Associative law:
The associative law for addition states in which addends might be related or combined in any order and will result in the similar sum. In equation form we have:
(a + b) + c = a + (b + c)
For example, the numbers 3, 5, and 7 could be grouped within any order and added to achieve the similar sum:
(3 + 5) + 7 = 15 OR 3 + (5 + 7) = 15
The sum of both operations is 15, but it is not reached the similar way. The first equation, (3 + 5) + 7 = 15, is actually completed in the order (3 + 5) = 8. The 8 is replaced in the formula that is now 8 + 7 = 15.

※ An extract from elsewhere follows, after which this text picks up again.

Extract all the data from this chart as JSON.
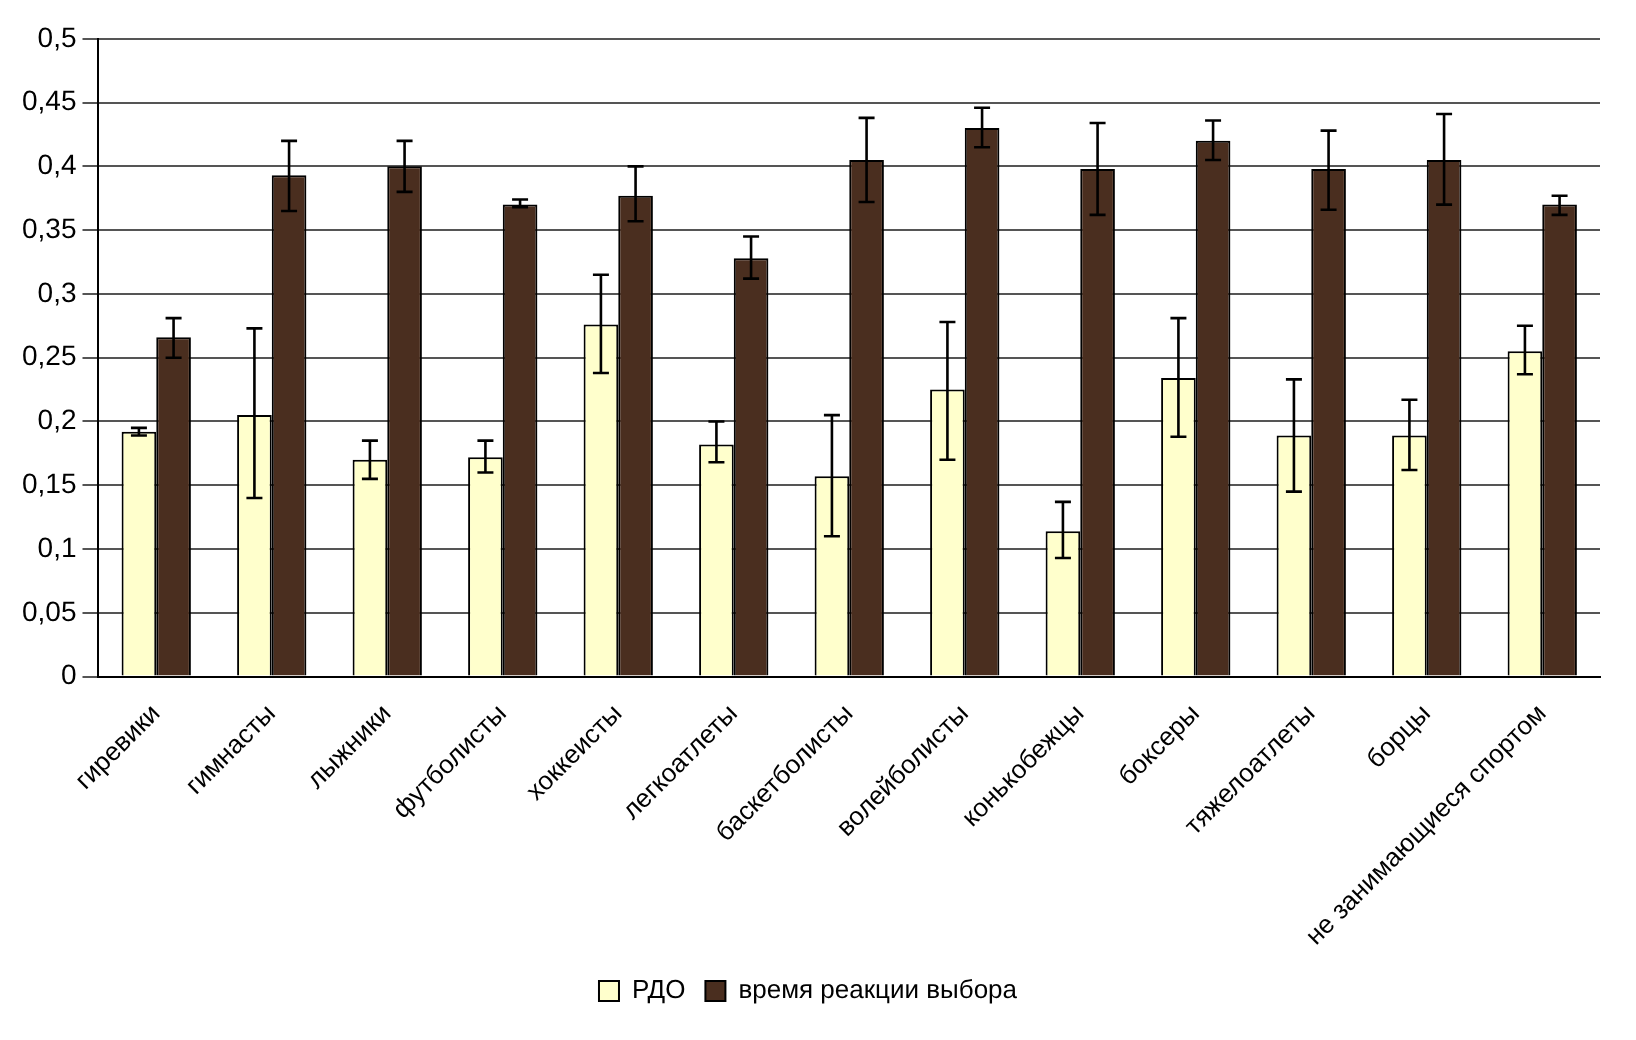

The second equation is completed in the order (5 + 7) = 12, then 3 + 12 = 15. Addition could be done in any sequence, and the sum will be the similar.
While several numbers are added together, it is simpler to arrange the numbers in columns along with the place positions lined up above each other. First, the unit's column is added. After when the unit column is added then the number of tens is carried over and added to the numbers within the tens column. Some hundreds number is then added to the hundreds column and so on.
Example:
Add 345, 25, 1458, and 6.
Solution:
345
25
1458
+ 6
---------------
1834
While adding the units column, 5 + 5 + 8 + 6 = 24. A 4 is placed under the units column, and a 2 is added to the tens column.
Then, 2 + 4 + 2 + 5 = 13. A 3 is placed under the tens column and a 1 is carried over to the hundreds column. The hundreds column is added as give below: 1 + 3 + 4 = 8.
An 8 is placed under the hundreds column along with nothing to carry over to the thousands column, so the thousands column is 1. The 1 is placed under the thousands column, and the sum is 1834. For verify the sum, the numbers should be added within reverse order. In the above instance, the numbers should be added from the bottom to the top.